Pertanyaan mengenai mengapa bahan bakar diesel secara spesifik disebut sebagai "solar" seringkali muncul di benak masyarakat Indonesia. Di banyak negara lain, bahan bakar jenis ini dikenal sebagai Diesel Fuel atau Gas Oil. Namun, di Indonesia, istilah "solar" telah menjadi sinonim yang tak terpisahkan dari bahan bakar berbasis minyak bumi yang digunakan pada mesin kompresi pembakaran (mesin diesel). Pemahaman mendalam mengenai hal ini tidak hanya berkaitan dengan nomenklatur, tetapi juga dengan karakteristik kimia dan teknis dari bahan bakar itu sendiri.
Secara historis, nama "solar" berasal dari merek dagang yang populer pada masa awal distribusi bahan bakar ini di Indonesia. Sama seperti istilah "Pepsodent" untuk pasta gigi atau "Aqua" untuk air minum kemasan, "Solar" menjadi generik karena dominasi merek tertentu di pasaran.
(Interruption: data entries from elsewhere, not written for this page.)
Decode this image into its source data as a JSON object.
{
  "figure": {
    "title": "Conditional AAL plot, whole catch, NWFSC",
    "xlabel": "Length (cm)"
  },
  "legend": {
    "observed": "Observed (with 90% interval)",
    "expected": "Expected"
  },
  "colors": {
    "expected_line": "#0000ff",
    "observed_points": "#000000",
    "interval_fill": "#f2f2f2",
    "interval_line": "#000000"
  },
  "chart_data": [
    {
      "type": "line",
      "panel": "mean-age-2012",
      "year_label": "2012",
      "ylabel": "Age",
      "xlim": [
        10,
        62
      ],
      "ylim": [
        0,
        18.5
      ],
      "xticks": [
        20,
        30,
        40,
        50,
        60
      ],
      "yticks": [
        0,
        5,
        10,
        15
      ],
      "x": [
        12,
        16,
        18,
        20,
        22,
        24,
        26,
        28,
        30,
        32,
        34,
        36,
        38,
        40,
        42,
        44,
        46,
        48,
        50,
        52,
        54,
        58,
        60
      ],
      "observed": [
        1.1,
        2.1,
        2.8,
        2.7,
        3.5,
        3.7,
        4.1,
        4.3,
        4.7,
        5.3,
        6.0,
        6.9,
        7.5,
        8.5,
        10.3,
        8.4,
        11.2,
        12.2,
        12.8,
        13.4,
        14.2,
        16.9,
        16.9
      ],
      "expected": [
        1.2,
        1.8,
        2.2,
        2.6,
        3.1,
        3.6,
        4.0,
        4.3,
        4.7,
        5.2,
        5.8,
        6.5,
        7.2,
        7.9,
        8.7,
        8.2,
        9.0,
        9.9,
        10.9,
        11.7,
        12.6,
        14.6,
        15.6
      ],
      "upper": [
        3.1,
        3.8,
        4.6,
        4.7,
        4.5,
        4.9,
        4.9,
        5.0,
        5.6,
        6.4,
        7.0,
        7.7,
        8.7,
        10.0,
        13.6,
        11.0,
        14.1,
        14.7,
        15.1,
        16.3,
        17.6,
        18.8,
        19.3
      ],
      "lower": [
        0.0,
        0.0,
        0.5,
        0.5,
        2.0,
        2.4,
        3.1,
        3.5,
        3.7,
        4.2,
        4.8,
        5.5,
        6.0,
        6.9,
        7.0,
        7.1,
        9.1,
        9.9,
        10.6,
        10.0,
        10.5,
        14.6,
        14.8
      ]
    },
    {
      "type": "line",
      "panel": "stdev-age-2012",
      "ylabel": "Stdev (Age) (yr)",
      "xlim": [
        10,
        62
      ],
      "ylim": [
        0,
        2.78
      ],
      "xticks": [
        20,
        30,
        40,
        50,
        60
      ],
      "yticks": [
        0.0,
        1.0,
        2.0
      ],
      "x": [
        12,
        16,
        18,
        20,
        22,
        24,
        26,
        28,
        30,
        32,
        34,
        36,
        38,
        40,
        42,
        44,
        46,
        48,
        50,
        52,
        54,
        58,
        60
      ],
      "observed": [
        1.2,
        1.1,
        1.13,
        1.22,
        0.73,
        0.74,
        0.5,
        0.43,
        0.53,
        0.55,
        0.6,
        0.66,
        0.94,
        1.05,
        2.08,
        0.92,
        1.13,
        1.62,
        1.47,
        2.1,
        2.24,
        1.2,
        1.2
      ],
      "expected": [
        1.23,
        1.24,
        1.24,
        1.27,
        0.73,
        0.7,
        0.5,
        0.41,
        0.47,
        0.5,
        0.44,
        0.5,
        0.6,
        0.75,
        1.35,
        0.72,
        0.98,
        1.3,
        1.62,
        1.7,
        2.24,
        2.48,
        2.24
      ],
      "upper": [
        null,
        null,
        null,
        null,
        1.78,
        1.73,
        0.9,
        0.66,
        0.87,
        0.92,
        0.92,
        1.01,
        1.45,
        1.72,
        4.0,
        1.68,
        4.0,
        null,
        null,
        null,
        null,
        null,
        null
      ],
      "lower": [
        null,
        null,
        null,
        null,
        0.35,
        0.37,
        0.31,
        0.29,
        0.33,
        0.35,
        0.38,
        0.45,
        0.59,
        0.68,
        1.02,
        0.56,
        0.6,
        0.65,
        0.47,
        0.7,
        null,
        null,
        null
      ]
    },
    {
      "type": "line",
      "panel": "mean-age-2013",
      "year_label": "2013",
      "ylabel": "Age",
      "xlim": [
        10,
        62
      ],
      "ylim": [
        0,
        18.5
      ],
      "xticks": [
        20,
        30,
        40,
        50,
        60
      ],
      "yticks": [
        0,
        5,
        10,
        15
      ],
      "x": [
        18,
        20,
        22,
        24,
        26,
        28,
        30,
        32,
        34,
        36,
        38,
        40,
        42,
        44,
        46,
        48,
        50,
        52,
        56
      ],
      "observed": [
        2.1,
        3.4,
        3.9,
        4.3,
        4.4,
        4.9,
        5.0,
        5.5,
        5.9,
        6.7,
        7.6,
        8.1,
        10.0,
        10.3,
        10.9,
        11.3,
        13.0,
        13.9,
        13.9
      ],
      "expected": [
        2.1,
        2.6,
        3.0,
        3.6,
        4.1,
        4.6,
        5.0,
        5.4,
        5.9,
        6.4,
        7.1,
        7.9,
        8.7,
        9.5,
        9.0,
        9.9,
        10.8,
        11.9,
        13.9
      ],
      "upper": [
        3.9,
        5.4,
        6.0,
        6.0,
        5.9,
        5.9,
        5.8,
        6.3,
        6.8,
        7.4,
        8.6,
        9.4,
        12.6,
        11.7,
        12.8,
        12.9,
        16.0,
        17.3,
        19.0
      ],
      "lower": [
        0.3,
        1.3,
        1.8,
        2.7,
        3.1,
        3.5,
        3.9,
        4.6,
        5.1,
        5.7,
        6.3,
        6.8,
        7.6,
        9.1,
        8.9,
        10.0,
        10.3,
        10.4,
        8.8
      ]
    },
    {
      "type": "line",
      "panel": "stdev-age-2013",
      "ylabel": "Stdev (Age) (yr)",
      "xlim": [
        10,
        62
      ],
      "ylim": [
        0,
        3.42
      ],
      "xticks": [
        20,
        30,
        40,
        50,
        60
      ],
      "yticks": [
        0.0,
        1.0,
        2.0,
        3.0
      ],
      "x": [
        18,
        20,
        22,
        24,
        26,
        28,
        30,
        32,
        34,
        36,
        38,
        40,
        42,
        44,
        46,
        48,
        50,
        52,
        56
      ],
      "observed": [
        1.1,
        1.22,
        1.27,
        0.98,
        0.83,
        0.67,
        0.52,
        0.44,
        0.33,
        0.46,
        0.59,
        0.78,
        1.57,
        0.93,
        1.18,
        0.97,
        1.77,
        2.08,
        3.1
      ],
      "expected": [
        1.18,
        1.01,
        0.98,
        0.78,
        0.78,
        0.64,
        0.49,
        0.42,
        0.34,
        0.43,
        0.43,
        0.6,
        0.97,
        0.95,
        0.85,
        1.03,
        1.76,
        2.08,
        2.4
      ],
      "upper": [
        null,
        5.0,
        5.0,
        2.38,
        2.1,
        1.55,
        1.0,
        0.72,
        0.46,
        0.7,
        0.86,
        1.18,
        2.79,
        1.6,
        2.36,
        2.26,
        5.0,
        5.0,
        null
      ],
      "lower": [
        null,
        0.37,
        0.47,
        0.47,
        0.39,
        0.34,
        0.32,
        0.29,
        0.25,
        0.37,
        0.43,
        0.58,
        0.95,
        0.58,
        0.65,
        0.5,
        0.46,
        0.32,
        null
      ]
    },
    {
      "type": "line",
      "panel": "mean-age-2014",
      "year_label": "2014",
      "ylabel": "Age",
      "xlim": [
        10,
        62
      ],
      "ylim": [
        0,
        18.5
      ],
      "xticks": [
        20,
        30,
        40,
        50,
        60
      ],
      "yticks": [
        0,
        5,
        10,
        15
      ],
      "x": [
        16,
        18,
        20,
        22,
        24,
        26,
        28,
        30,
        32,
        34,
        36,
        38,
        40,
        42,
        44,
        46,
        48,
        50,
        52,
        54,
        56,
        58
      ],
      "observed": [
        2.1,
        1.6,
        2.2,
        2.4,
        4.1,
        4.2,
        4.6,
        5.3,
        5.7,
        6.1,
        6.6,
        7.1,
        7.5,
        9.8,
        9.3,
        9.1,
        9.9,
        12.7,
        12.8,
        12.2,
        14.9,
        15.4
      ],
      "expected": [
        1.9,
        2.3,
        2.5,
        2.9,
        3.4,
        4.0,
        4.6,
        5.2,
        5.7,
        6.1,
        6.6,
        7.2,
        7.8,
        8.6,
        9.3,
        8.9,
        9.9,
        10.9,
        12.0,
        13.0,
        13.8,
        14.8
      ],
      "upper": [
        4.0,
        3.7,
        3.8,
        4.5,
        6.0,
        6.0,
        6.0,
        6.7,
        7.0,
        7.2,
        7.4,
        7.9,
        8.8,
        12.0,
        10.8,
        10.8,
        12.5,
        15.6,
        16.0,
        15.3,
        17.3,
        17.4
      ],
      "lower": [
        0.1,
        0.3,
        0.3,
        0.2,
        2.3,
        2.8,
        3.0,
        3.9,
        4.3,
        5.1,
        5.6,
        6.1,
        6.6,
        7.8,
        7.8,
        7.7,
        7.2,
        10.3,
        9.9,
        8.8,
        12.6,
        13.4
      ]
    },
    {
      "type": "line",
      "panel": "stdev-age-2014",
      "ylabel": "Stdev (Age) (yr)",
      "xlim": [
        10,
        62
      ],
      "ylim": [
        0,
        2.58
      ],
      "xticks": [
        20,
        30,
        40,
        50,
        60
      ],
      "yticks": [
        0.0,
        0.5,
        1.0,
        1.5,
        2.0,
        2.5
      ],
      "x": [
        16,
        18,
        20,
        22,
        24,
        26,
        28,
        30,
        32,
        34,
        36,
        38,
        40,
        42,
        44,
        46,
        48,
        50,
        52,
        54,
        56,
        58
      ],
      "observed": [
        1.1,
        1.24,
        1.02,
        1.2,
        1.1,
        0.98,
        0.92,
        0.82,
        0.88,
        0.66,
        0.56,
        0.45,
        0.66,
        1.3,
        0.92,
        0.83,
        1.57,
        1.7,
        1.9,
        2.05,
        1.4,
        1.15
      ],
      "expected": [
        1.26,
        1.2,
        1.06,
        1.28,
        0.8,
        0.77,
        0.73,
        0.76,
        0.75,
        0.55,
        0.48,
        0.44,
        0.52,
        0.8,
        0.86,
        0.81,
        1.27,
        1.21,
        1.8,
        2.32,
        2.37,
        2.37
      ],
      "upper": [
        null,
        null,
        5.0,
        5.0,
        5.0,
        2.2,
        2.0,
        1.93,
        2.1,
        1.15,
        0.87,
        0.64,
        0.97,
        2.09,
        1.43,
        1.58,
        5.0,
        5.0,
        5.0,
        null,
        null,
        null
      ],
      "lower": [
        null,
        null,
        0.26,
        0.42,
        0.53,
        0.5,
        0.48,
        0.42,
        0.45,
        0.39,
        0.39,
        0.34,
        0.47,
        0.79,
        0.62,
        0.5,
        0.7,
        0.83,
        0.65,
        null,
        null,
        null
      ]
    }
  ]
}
Namun, di balik nama dagang, substansi dari bahan bakar ini adalah produk distilasi minyak bumi yang memiliki fraksi atau rentang titik didih tertentu. Solar adalah minyak yang dihasilkan setelah proses penyulingan, berbeda dengan bensin (gasoline) yang titik didihnya lebih rendah dan fraksi yang lebih ringan.
Alasan utama mengapa bahan bakar diesel menggunakan solar adalah karena komposisi kimianya sangat cocok dengan cara kerja mesin diesel. Mesin diesel beroperasi berdasarkan prinsip kompresi pembakaran. Udara dikompresi hingga mencapai suhu yang sangat tinggi, kemudian bahan bakar disuntikkan. Pembakaran terjadi seketika karena suhu tinggi tersebut—tanpa memerlukan busi seperti pada mesin bensin.
Solar memiliki kandungan hidrokarbon yang lebih berat dan lebih banyak dibandingkan bensin. Kepadatan energi (energy density) solar juga lebih tinggi, yang menjadikannya pilihan ideal untuk aplikasi yang membutuhkan torsi besar dan efisiensi operasional jangka panjang, seperti truk, bus, kapal, lokomotif, dan generator listrik.
Karakteristik kunci yang membedakan solar sebagai bahan bakar diesel adalah angka setana (cetane number). Angka setana mengukur kemampuan bahan bakar untuk menyala secara otomatis ketika disemprotkan ke udara panas bertekanan tinggi di ruang bakar. Semakin tinggi angka setana, semakin cepat bahan bakar tersebut menyala.
Solar berkualitas tinggi memiliki angka setana yang ideal untuk memastikan pembakaran yang mulus, efisien, dan menghasilkan emisi yang lebih terkontrol. Jika bahan bakar yang digunakan terlalu sulit terbakar (angka setana rendah), akan terjadi keterlambatan penyalaan (ignition delay), yang menyebabkan suara mesin kasar (ngelitik), getaran berlebihan, peningkatan konsumsi bahan bakar, dan peningkatan emisi jelaga (particulate matter). Oleh karena itu, formula kimia solar dirancang khusus untuk mencapai angka setana optimal bagi mesin diesel modern.
Perbedaan mendasar antara solar dan bensin terletak pada titik didih dan volatilitas. Solar lebih kental, kurang volatil, dan memiliki titik nyala yang lebih tinggi. Inilah mengapa mesin diesel tidak menggunakan sistem percikan api (busi), melainkan mengandalkan kompresi panas. Jika bensin dimasukkan ke mesin diesel, volatilitasnya yang tinggi akan menyebabkan detonasi dini dan kerusakan parah pada mesin karena sifat pembakarannya yang cepat dan eksplosif, bukan pembakaran bertahap yang dikontrol oleh injeksi tekanan tinggi seperti pada solar.
Singkatnya, bahan bakar diesel menggunakan solar karena komposisi fraksionalnya—yang lebih berat, kaya akan energi per volume, dan memiliki kemampuan penyalaan mandiri (uji setana) yang diperlukan untuk siklus kerja kompresi pembakaran mesin diesel. Meskipun kini muncul varian seperti Biofuel atau Dexlite, inti dari bahan bakar diesel tetaplah fraksi minyak bumi yang kita kenal di Indonesia sebagai 'solar'.